Every day is a new day in the world of mental health crisis. We never know what to expect from one day to the next. Everyone needs to be ready to go at any minute. Often times this can be very challenging, however, a great team can conquer many obstacles.
"The strength of the team is each individual member. The strength of each member is the team." - Phil Jackson
If there is one thing I have learned working in crisis situations is that it takes a team effort to communicate, collaborate and problem solve our way through helping people in their time of need. In any given situation everyone has to work together.
There are five common themes in building a great team. Communication, respect, collaboration, problem solving, and a common goal.
All good communication starts with being a good listener. We are often in a rush to get things done. This often leads us to listen only for the end of what others are saying, therefore missing key pieces of information. Avoid interrupting or talking over other people. This will only lead to frustration and misunderstandings.
All of us come together with a unique set of gifts, talents and experiences. Combining all these can make a great team when everyone feels respected. We all need to show our support to one another as we work.
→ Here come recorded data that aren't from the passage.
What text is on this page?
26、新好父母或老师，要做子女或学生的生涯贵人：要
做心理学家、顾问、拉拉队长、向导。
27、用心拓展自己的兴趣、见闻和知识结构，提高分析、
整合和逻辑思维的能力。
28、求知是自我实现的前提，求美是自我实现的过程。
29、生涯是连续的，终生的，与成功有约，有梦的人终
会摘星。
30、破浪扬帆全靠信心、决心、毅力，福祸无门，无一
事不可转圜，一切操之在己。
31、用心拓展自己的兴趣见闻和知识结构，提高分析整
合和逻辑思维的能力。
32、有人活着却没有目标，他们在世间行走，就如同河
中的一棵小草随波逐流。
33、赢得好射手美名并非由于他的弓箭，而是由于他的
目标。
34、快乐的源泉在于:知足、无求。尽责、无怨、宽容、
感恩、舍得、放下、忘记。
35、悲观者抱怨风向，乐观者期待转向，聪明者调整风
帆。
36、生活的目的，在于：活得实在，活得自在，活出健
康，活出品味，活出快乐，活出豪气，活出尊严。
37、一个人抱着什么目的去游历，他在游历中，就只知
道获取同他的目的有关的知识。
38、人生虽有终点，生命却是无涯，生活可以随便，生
Offer to help out if you see someone struggling. Encourage others in your team and share your successes. Be positive around each other, negativity has a way of bringing everyone down and pulling away from our goals.
We all have to collaborate with each other within and outside our organization. We are constantly making referrals in the community, promoting our services and working with others. We have to be able to share ideas openly and listen to how we can effectively implement and coordinate care for those we serve. Building connections with others not only helps us do our work, it allows us to provide quality care in our community.
Whether it is feedback from the community, working on individual treatment plans, or simply getting along with another co-worker, we are often faced with problems to solve. Setting aside our emotional reactions and not taking things personally allows us to evaluate the situation with a clear mind and opens the doors to positive change. Some of the best problems are solved by thinking outside the box. Be open to learning new ways of thinking and doing your work.
A Common Goal
In mental health and crisis work we are all working for a common goal; to help people. When we set aside our differences, listen with respect and build on each other’s strengths you have the makings of a successful team. I am proud of the work we do at Thrive and the team we have at the Birch Tree Center. Each day we share our positives from our shift and I high-five on-coming and out-going shifts. It’s my way of saying great job and sharing the encouragement that whatever the shift brings we got this, “together”.